Казароза | страница 80



7. Законы будущего Всемирного государства могут отменить действие противоречащих им статей данных Основ.

8. За исключением случая, оговоренного в ст. 7, никто не имеет права вносить какие-либо изменения или исправления в данные Основы.

Во-первых, сразу бросилось в глаза, что три пункта гиллелистской религии составляют первую статью этих основ. Даневич был прав: гиллелизм если и не полностью совпадал с гомаранизмом, то, во всяком случае, являлся его составной частью.

Во-вторых, Свечников обратил внимание на количество самих основ. Их было восемь — по числу основных грамматических правил в эсперанто, сторон света и букв в слове гомарано. Одновременно как-то само собой пришло на ум, что имя Казароза тоже содержат в себе восемь букв.

Он сосчитал их автоматически, сам не зная, зачем это ему нужно, как вдруг в памяти всплыло примечание под звездочкой:

Роль священнослужителей в таких храмах могли бы исполнять молодые красивые женщины, обладающие приятным голосом и владеющие эсперанто.
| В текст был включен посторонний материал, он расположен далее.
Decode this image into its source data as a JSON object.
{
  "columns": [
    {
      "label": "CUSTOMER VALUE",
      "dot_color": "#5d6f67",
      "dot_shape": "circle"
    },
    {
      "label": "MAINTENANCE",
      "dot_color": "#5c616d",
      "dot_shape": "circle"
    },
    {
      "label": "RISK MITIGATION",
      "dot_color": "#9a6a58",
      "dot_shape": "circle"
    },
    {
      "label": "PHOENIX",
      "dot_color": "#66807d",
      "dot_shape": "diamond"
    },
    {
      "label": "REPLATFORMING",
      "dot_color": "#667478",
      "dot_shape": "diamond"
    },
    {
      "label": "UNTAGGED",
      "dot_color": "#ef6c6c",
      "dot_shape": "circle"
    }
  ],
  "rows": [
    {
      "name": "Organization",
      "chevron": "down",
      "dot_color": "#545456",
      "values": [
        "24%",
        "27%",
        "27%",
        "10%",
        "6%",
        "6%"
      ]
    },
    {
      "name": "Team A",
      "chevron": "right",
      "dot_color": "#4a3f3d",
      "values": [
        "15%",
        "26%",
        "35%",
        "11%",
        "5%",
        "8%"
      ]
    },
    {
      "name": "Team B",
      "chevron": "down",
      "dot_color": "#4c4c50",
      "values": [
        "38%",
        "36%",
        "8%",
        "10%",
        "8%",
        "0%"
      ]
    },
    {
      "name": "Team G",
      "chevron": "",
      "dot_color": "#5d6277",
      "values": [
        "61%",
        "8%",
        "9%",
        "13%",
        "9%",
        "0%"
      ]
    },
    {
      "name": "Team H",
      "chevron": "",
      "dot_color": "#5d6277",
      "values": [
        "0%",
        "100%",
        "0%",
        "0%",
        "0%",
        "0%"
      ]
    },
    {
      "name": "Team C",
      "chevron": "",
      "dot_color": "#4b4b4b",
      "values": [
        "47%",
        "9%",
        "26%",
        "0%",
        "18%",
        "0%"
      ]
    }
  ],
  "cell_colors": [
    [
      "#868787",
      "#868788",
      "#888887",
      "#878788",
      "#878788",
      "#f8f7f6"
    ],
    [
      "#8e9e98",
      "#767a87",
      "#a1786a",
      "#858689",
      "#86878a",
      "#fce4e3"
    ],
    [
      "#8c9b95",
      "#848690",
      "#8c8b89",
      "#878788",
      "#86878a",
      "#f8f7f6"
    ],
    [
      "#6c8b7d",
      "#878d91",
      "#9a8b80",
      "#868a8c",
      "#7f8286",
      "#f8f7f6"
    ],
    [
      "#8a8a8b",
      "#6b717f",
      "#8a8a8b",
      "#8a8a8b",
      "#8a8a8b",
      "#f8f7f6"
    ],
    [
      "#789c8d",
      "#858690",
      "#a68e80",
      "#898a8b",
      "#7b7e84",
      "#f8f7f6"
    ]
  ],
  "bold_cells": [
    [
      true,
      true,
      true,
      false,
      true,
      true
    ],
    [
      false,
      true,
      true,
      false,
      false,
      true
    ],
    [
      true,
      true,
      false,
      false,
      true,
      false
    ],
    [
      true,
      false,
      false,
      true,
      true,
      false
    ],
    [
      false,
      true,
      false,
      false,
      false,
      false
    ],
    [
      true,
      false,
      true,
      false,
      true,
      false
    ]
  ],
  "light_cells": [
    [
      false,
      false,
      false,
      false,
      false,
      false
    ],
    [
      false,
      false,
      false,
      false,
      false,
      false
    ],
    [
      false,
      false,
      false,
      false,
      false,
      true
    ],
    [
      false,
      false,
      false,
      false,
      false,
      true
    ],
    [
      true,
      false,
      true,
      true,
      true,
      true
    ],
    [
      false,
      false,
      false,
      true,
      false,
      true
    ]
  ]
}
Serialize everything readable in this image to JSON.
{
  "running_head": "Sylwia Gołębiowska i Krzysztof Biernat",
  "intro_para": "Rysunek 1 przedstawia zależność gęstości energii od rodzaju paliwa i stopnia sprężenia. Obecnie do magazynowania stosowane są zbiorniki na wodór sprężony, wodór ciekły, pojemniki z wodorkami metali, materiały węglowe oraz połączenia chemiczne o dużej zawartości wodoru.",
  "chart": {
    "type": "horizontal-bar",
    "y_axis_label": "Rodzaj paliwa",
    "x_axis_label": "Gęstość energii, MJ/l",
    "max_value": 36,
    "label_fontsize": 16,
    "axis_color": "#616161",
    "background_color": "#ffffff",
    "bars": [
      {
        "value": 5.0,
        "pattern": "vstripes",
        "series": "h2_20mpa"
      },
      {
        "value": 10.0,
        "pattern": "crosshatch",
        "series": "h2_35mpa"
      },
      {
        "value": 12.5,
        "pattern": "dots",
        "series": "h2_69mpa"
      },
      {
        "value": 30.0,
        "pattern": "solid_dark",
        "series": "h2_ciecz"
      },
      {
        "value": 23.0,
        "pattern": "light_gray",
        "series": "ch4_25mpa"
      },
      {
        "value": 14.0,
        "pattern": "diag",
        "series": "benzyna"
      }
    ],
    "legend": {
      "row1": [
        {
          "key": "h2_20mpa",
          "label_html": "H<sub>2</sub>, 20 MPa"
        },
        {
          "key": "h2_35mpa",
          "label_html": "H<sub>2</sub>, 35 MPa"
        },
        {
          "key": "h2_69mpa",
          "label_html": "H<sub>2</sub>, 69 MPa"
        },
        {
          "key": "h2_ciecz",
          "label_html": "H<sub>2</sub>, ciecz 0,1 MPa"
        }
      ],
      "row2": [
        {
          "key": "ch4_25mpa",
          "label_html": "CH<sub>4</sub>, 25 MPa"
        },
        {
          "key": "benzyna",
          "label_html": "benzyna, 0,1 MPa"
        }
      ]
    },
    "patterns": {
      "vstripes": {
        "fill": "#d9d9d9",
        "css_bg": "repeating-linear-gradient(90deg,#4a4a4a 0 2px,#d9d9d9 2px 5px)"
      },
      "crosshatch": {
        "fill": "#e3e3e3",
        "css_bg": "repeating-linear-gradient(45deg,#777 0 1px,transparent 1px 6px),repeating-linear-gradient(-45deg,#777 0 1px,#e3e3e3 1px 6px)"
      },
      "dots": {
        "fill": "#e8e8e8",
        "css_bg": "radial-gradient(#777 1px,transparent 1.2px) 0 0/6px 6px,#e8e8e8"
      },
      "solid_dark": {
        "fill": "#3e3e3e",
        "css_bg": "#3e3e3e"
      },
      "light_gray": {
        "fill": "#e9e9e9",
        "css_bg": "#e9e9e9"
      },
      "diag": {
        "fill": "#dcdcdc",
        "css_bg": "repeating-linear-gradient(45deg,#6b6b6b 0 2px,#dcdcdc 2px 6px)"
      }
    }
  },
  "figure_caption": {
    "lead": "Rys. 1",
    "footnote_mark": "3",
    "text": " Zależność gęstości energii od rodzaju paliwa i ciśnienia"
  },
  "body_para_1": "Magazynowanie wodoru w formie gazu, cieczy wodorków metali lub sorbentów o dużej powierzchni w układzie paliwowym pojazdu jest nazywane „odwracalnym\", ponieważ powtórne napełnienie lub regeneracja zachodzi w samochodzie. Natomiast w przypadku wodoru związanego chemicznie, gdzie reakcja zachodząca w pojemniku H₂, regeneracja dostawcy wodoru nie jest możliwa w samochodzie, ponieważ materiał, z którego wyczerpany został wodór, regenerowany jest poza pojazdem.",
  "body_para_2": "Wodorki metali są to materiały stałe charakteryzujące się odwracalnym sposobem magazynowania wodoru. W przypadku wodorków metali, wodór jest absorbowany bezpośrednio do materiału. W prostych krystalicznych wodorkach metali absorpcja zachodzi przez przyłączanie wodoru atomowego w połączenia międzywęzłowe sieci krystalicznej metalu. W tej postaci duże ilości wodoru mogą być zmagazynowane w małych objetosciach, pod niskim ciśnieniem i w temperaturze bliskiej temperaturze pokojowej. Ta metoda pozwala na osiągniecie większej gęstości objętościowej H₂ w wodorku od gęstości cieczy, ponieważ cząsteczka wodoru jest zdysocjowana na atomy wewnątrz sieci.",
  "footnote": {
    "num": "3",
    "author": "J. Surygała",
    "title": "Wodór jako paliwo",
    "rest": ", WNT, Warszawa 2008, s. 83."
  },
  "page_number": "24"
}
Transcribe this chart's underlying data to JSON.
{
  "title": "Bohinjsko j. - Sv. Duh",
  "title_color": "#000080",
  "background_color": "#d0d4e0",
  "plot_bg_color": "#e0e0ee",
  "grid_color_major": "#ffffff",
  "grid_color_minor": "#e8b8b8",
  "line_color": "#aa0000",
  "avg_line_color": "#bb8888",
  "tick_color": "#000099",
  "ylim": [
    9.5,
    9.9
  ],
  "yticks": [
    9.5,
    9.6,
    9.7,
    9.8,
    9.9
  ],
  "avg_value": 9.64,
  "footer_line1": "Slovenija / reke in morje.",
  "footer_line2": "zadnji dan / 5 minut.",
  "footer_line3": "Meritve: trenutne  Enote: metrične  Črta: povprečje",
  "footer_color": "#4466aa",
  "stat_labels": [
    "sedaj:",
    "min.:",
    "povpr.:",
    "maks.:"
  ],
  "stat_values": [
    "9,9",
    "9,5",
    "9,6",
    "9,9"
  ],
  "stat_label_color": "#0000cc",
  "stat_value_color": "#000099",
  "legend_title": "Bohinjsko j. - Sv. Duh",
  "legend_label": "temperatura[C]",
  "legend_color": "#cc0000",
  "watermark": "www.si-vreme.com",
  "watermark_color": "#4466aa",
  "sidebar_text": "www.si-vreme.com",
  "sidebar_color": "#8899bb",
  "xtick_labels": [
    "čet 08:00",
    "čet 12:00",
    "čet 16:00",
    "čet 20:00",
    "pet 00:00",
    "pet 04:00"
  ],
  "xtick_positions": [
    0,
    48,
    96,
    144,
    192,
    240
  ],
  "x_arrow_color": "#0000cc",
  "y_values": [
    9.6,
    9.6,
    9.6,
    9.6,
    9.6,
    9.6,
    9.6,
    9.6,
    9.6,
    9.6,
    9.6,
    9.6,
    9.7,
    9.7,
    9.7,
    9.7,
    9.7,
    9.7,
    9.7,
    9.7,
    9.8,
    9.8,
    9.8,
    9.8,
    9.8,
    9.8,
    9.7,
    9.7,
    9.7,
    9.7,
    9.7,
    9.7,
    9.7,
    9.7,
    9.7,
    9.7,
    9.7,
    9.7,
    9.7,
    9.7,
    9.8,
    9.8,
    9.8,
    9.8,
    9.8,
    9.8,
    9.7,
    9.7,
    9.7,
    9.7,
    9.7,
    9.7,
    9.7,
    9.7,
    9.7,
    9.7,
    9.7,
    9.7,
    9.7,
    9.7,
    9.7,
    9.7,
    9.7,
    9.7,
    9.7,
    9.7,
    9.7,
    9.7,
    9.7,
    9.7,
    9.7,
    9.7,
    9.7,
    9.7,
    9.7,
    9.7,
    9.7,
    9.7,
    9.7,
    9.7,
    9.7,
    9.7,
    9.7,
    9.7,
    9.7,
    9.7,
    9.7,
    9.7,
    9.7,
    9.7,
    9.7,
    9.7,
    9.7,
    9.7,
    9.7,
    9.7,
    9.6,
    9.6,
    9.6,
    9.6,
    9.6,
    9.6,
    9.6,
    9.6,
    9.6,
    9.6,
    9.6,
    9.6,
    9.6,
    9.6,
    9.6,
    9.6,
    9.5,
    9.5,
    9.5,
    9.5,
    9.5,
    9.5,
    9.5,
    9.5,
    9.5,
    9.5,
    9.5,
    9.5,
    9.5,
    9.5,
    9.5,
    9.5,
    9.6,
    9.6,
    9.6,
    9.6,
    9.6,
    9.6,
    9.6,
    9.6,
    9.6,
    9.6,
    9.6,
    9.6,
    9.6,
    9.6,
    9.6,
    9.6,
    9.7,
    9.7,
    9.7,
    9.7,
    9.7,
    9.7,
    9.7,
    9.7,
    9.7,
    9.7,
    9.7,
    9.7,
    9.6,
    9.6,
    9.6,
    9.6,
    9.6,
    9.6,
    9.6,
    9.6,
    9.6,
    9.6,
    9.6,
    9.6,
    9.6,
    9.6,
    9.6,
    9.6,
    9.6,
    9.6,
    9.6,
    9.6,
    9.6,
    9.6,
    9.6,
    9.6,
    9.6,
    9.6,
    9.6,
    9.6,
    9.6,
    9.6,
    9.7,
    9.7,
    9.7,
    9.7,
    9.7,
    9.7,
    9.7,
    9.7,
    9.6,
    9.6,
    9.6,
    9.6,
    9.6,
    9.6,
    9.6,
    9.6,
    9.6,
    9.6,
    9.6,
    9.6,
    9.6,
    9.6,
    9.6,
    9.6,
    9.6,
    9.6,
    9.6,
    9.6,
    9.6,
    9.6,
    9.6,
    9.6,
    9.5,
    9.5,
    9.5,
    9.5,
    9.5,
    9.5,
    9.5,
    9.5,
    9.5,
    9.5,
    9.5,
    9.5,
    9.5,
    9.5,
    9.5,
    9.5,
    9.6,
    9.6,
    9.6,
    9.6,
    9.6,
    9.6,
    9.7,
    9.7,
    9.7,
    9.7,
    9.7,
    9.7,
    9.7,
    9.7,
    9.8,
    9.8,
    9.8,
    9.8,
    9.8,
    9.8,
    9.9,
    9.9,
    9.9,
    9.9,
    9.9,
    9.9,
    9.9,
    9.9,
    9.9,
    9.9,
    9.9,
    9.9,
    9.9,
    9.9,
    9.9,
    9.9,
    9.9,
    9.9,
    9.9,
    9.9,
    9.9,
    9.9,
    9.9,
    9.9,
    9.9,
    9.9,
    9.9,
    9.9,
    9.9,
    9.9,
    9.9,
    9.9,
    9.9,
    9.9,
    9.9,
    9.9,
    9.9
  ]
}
Из четырех условий, которым должны были отвечать такие женщины, у Казарозы налицо были три — молодость, красота и приятный голос. Эсперанто она не владела. Хотя откуда это известно? С ее же слов?

Вот тогда-то и вспомнилось, как за пять минут до смерти она сказала Варанкину: Бабилоно, Бабилоно. А он с той радостной готовностью, с какой в ответ на пароль произносят отзыв, продекламировал следующую строку. Звучная рифма намертво спаяла их в одно целое. Наверняка Варанкин тоже знал, что слова алта дона лучше перевести не как святое дело, а как священное свершение. Теперь даже зеленый цвет ее жакетки казался не случайным.

Свечников почувствозал, что у него взмокла спина. Выходит, они были знакомы? Какая причина заставила их скрывать это? Может быть, клятва, которую дают друг другу амикаро?

Он попробовал рассуждать дальше, но нить уже порвалась, обрывки не связывались. Чтобы не отвлекаться ни на что постороннее, Свечников прикрыл глаза. В тот же миг перед ним возникла картина, внезапно проступившая из еще оставшегося под веками дневного света, настолько яркая и в то же время фантастичная, что он мог бы назвать ее видением, если бы сам не изгнал это слово из своего словаря.

Он увидел какое-то помещение с голыми белыми стенами. Они ребрами смыкались друг с другом, так что внутреннее пространство имело форму правильного октаэдра. Верхние края его граней были недоступны взгляду, но по тому, как гулко отдавался здесь каждый звук, там, в высоте, угадывался просторный купол, прозрачный, видимо, потому, что оттуда столбом нисходил розовый свет. Он падал в самый центр залы, где возвышалась квадратная тумба в половину человеческого роста, покрытая черным бархатом, тем не менее странно похожая на церковный аналой. На бархате одиноко белела маленькая ручка с выставленным вперед указательным пальцем. Разглядеть ее не удавалось: мешал клубящийся вокруг тумбы розовый туман, но было впечатление, что она не гипсовая, а настоящая. Не каменным, а могильным холодом веяло от нее.